Sur le plan instrumental, le morceau offre une sensation très live et libre, caractéristique des débuts du groupe. La voix de Sade s’élève au-dessus du swing, clamant que son amour est plus vaste que le lac Victoria et plus grand que l’Empire State. Les saxophones et les claviers s’accordent parfaitement à cette performance vocale époustouflante, laissant inévitablement l’auditeur bouleversé.

Leonard Cohen — Hallelujah

« Hallelujah », ce classique autrefois rejeté par le label de Leonard Cohen, Columbia Records, a survécu pour devenir un récit viscéral et complexe sur l’amour et la perte. Cohen, qui était également romancier et poète, est musicalement reconnu pour sa voix grave et éraillée ainsi que pour les paroles ciselées de ses morceaux folk et rock. Pourtant, il est probablement encore plus célèbre pour cette chanson, magnifiée par la suite par des artistes comme Jeff Buckley, John Cale et Rufus Wainwright.

La version de Cohen, sortie en 1984 sur l’album « Various Positions », est une ballade riche et rythmée, soutenue par un chœur, qui monte en puissance jusqu’à des refrains grandioses répétant inlassablement « Hallelujah ». Les couplets puisent dans des allusions bibliques pour dépeindre, entre autres interprétations, une profondeur abyssale de désir et de besoin.

L’ambiguïté globale de la chanson, associée à son imagerie poétique et vivante, lui confère une dimension classique qui sublime la romance qu’elle contient. L’écoute reste fluide, portée par une belle structure d’accords et une mélancolie sensuelle qui la distinguent des autres chansons d’amour de l’époque.

New Edition — Can You Stand The Rain

Ce morceau suave de la fin des années 80 représente l’un des sommets de New Edition, un groupe de R&B et de pop qui a contribué à populariser le sous-genre du new jack swing. Sorti en 1988 sur leur cinquième album studio, « Heart Break », « Can You Stand The Rain » possède une sonorité typique de la décennie, avec un arrangement riche et fluide porté par des voix pleines de soul.

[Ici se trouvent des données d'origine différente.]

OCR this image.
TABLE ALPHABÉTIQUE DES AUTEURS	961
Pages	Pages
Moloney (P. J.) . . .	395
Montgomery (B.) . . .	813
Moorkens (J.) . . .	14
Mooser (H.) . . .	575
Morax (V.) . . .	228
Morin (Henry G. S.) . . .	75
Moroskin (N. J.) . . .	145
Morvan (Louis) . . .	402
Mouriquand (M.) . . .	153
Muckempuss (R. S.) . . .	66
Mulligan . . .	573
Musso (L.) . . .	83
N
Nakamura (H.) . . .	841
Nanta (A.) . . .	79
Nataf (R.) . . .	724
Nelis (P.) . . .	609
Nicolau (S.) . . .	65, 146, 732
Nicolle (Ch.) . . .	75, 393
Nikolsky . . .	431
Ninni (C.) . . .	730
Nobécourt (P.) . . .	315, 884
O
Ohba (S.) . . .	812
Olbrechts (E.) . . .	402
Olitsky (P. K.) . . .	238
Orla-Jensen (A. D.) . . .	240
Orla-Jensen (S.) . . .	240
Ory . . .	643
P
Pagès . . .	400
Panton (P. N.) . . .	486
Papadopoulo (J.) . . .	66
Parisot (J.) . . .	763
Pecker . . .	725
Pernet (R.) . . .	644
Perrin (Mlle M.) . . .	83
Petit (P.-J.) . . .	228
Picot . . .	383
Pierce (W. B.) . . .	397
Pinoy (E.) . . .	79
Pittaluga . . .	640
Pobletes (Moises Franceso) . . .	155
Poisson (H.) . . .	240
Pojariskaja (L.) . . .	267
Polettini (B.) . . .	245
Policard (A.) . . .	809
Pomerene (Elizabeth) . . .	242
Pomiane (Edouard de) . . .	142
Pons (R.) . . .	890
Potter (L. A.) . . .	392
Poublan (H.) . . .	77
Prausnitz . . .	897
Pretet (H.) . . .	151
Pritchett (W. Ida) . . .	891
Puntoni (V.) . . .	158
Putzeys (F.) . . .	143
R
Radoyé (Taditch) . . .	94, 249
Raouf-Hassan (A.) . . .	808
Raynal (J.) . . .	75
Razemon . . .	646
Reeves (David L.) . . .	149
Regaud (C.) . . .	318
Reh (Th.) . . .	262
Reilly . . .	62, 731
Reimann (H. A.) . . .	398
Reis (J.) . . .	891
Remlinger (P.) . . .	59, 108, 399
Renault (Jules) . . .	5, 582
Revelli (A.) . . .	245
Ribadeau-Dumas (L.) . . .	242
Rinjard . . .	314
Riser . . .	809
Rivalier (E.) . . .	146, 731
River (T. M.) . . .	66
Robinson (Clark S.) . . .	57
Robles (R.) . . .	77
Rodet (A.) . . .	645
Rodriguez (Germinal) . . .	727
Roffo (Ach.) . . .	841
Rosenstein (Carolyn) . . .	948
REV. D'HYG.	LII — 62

C’est une histoire d’amour simple, demandant à l’être cher s’il restera présent dans les moments difficiles. Le texte demande si, au-delà des jours ensoleillés que tout le monde apprécie, cette personne pourra supporter la pluie et les tempêtes.

Chaque chanteur donne le meilleur de lui-même, et malgré la structure simple et directe du morceau, celui-ci reste captivant pendant ses cinq minutes. Ballade dramatique et luxuriante, « Can You Stand The Rain » a capturé une magie particulière en 1988, ouvrant la voie à d’innombrables autres artistes R&B.

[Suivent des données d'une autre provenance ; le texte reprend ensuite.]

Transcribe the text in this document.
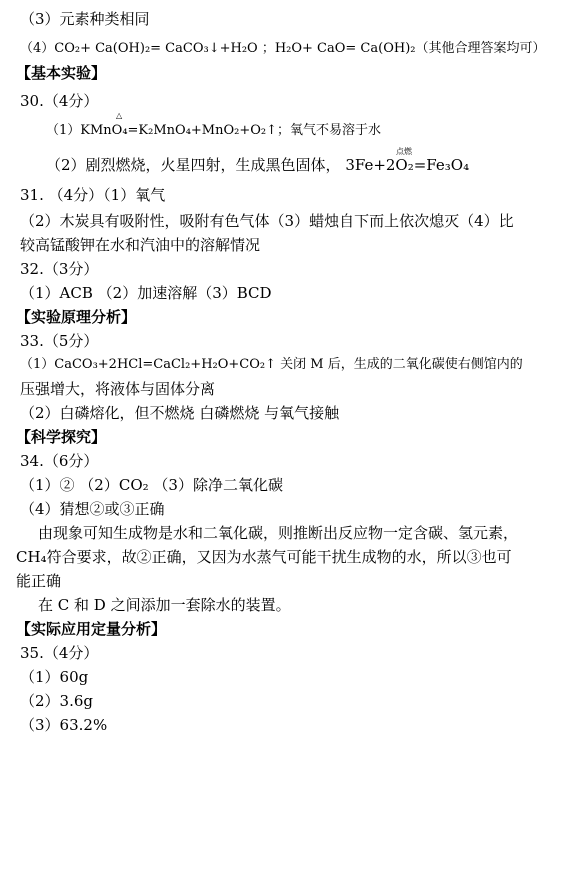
（3）元素种类相同
（4）CO₂+ Ca(OH)₂= CaCO₃↓+H₂O ；H₂O+ CaO= Ca(OH)₂（其他合理答案均可）
【基本实验】
30.（4分）
△
（1）KMnO₄=K₂MnO₄+MnO₂+O₂↑；氧气不易溶于水
点燃
（2）剧烈燃烧，火星四射，生成黑色固体， 3Fe+2O₂=Fe₃O₄
31. （4分）（1）氧气
（2）木炭具有吸附性，吸附有色气体（3）蜡烛自下而上依次熄灭（4）比
较高锰酸钾在水和汽油中的溶解情况
32.（3分）
（1）ACB （2）加速溶解（3）BCD
【实验原理分析】
33.（5分）
（1）CaCO₃+2HCl=CaCl₂+H₂O+CO₂↑ 关闭 M 后，生成的二氧化碳使右侧馆内的
压强增大，将液体与固体分离
（2）白磷熔化，但不燃烧 白磷燃烧 与氧气接触
【科学探究】
34.（6分）
（1）② （2）CO₂ （3）除净二氧化碳
（4）猜想②或③正确
由现象可知生成物是水和二氧化碳，则推断出反应物一定含碳、氢元素，
CH₄符合要求，故②正确，又因为水蒸气可能干扰生成物的水，所以③也可
能正确
在 C 和 D 之间添加一套除水的装置。
【实际应用定量分析】
35.（4分）
（1）60g
（2）3.6g
（3）63.2%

Foreigner — I Want to Know What Love Is

Parmi les classiques les plus incontournables des années 80, « I Want to Know What Love Is » est sans doute la chanson d’amour définitive de cette époque. Dans ce morceau, Foreigner rassemble tout ce qui faisait la grandeur de la musique de ce moment : des synthétiseurs et des claviers doux, des voix magnifiques, et une progression cinématographique lente qui semble tourbillonner dans les oreilles jusqu’à une conclusion grandiose.

Sortie comme single principal de l’album « Agent Provocateur » en 1984, cette power ballad est simple mais redoutablement efficace. Elle permet à la sincérité de transformer des paroles basiques — exprimant le besoin de savoir ce qu’est véritablement l’amour — en un message d’une profondeur bouleversante.

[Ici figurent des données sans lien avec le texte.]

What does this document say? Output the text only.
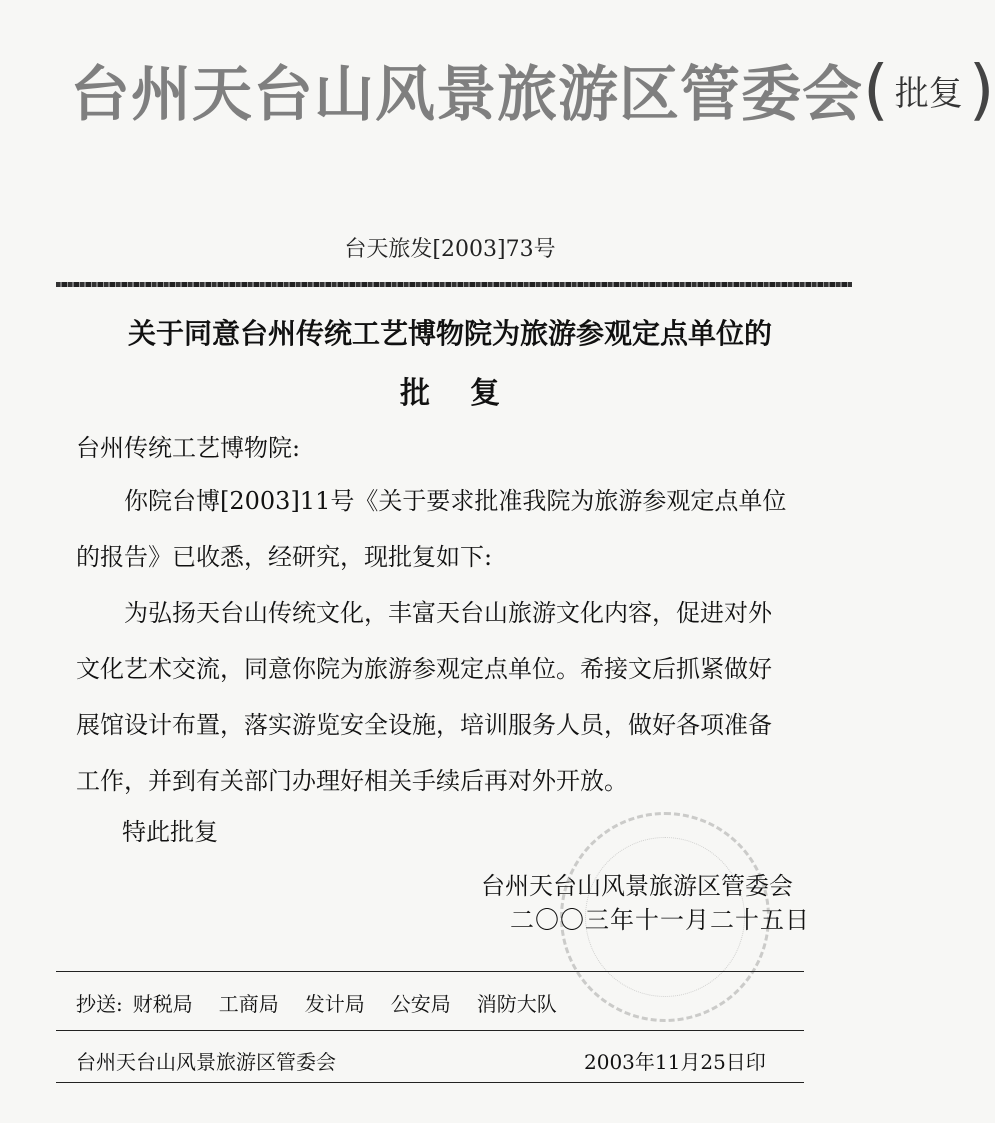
台州天台山风景旅游区管委会 ( 批复 )
台天旅发[2003]73号
关于同意台州传统工艺博物院为旅游参观定点单位的
批复
台州传统工艺博物院:
　　你院台博[2003]11号《关于要求批准我院为旅游参观定点单位
的报告》已收悉，经研究，现批复如下:
　　为弘扬天台山传统文化，丰富天台山旅游文化内容，促进对外
文化艺术交流，同意你院为旅游参观定点单位。希接文后抓紧做好
展馆设计布置，落实游览安全设施，培训服务人员，做好各项准备
工作，并到有关部门办理好相关手续后再对外开放。
特此批复
台州天台山风景旅游区管委会
二〇〇三年十一月二十五日
抄送: 财税局 工商局 发计局 公安局 消防大队
台州天台山风景旅游区管委会	2003年11月25日印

Avec des racines gospel évidentes, soutenue dans sa seconde moitié par des chœurs, la chanson reste envoûtante tout au long de ses cinq minutes. Si les amateurs de rock l’ont sans doute entendue des millions de fois, elle mérite d’être réécoutée consciencieusement, loin de la radio, pour retrouver la magie intacte de la toute première écoute.